The measured 2nd harmonic, if it is really present, is due to something else. What we should be doing is thinking about what could cause it. I suggested movement of the wires, but I now think that might cause 3rd instead. 2nd requires some asymmetry between polarities. A DC bias could do it, as that would skew the thermal effects or any resistor non-linearity. A temperature gradient might do it, if there is an accidental thermocouple in the wiring.
 
Yes it is funny, obscure and mad. In some amplifiers (SE tube power amps e.g.), the same people would not care about 5% (-26dB) distortion and will say they sound the best. In resistors etc., the fight will be about -140dB. This proves the only thing - non existent engineering method to support results of subjective evaluation and crazy attempts to explain it by non-linear distortion.

The same is for 1m of signal cable and "phase delays" in audio band - again extraordinary nonsense of 1st class ranking.
 
I had a smile, reading "Obscure and mad". So true.

With age, i try to stay reasonably scientific, objective and weighted in my 'subjective evaluations'. If not, you can turn mad, indeed.

Well, those kind of explorations can save time for future designs. I understand the John Curl position. Why not use the things you know they WORK, even if it do not change a lot :)

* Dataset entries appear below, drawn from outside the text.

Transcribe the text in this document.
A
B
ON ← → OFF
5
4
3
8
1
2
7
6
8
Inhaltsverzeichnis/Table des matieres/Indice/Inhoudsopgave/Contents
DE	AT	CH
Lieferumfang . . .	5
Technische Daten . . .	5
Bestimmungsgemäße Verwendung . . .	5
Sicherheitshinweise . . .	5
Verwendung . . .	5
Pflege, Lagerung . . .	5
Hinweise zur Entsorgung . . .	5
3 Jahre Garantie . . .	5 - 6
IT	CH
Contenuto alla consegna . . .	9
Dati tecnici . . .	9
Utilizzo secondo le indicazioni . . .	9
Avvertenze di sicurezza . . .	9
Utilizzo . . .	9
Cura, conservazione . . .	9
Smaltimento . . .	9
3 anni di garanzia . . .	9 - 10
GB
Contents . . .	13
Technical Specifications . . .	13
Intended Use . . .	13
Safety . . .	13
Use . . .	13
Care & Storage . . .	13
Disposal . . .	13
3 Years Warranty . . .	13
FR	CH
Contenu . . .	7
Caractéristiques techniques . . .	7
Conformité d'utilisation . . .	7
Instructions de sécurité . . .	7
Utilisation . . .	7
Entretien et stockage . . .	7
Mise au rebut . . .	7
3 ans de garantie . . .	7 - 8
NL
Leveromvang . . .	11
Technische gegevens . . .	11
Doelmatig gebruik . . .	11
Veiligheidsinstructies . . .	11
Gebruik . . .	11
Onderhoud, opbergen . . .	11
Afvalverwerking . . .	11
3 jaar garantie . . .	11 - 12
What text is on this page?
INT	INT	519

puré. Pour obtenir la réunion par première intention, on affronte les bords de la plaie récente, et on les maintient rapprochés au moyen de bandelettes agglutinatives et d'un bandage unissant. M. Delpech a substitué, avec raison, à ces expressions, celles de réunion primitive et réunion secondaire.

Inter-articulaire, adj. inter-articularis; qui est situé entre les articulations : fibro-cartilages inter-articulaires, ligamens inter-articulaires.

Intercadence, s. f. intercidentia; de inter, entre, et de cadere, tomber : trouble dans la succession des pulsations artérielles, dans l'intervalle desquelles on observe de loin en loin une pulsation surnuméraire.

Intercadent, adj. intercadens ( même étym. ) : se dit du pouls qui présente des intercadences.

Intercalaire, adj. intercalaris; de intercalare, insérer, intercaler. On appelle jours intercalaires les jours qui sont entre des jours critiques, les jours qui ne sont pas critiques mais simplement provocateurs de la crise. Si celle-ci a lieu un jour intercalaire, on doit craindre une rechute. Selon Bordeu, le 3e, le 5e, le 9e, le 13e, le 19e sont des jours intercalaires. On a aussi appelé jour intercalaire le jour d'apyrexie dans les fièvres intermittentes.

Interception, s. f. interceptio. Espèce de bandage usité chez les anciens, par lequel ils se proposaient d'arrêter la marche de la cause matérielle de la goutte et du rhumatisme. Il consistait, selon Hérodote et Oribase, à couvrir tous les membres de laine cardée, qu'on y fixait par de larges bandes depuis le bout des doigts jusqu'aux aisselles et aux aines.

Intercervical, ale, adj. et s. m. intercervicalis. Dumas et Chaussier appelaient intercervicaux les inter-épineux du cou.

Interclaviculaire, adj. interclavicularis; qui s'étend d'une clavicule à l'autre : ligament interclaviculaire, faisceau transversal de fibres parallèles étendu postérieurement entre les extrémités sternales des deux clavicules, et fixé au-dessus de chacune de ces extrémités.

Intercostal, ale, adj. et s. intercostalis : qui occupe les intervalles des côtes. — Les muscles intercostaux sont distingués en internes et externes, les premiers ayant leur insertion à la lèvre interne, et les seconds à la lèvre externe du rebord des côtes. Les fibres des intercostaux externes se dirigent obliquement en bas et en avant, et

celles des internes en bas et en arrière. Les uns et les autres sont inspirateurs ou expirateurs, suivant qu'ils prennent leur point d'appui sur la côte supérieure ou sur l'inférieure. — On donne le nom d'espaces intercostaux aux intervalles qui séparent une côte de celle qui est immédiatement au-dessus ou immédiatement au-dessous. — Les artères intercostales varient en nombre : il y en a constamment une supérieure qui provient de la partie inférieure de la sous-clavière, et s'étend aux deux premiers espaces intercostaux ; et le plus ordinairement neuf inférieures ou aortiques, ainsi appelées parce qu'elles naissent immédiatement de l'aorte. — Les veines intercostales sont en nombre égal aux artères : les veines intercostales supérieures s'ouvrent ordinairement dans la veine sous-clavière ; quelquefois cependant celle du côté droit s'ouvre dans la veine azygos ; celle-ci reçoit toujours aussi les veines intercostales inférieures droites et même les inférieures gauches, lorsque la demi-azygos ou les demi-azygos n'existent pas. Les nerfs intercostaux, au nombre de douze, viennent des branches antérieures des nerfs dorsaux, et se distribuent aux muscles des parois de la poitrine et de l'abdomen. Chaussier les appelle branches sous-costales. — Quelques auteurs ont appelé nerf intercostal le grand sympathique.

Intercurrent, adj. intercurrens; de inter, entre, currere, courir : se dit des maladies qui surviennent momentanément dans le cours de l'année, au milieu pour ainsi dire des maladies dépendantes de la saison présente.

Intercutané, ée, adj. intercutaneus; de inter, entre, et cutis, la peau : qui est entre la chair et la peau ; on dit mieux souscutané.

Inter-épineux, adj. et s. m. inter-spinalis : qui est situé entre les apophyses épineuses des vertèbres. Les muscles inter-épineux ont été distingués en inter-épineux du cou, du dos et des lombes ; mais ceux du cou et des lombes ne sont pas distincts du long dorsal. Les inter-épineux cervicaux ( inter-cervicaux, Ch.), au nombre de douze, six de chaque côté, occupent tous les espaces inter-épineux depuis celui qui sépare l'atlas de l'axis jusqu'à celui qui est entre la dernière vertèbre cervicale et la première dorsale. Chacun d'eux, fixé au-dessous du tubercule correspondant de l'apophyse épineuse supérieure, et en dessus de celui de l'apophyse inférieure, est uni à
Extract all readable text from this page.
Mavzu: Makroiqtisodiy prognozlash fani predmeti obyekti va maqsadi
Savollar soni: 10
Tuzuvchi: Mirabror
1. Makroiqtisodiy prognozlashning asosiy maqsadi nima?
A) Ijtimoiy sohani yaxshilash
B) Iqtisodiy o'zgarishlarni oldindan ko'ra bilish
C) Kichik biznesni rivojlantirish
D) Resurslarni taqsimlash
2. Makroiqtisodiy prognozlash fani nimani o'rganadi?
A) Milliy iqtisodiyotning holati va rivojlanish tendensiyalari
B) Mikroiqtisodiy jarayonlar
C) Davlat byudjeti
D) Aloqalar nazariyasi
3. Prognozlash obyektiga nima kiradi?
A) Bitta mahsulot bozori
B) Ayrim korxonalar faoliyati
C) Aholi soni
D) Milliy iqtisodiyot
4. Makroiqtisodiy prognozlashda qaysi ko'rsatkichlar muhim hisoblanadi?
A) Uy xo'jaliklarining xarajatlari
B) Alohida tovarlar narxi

I try to instant *compare*, with some kind of 'no focus' listening approach. Looking for obvious differences more than absolute "good sound".

I tried some changes of feedback resistances quality in one of my amps... well, how to say... Always the same amp, the same records, real difference ? Less than differences due to humidity level, i will not worry too much about missing 'Resista' . : -)

About pots, i compared, some time ago, against a passive fixed level attenuator, an ALPS pot and a PGA23XX.
Both, indeed have a signature. All the 2 solutions worked well ( dynamic, separation, micro details etc...)
After some various tries with the charge of the PGA, i found it was not so far from the resistance attenuator. With the ease it provide, i do not worry any more to suffer bad contacts and wear of conventional potentiometers. But i do not have the John's allergy to electronic parts hidden in a little plastic package designed by other's dirty fingers like Scott Wurcer's ones.
On the contrary, i'm so happy when i think to all the work (and money) they save to me and, sometimes, graceful to their talent.
 
OH, I want to save money too! I have hundreds, if not thousands of IC's in my lab. I would LOVE to know what to do with them and put them to meaningful work.
My last two designs, one a power amp, the other a phono preamp (JC-3) are almost entirely made of IC's. I ultimately avoided using Scott's AD797 in the JC-3, because I found a much less expensive, yet the same sound quality IC from TI. I don't like getting 'ripped off' either from extra expensive IC's that are only priced to make extra profit.
Scott Wurcer and I have known each other for more than 25 years. I think very highly of his IC designs I tried to put his IC, the AD712, into an early Parasound power amp, based on the fact that I trusted his design, was already using it for servos, and although it would be directly in the audio path, it would be an 'easy' location, with light loading. Unfortunately, after the reviewers got through with it, I had to design it out, and then I was able to achieve success with the design. Was it the IC? I am pretty sure it was. Would any other IC do better at the time? I don't think so, but maybe a Harris mil grade device could have passed muster, I am not sure.
I designed out the IC, switched to a jfet follower to replace it, and I have lived with the solution, even as to today, in an number of successful audio amp designs.
 
My criticisms of IC's is much like I might criticize American or French automobiles. From my experience, too many compromises at the factory level to make them the best driving or performing vehicles, (and reliable, in the case of autos.)
I'll take German or Japanese cars almost every time, and I give thanks every time I drive one.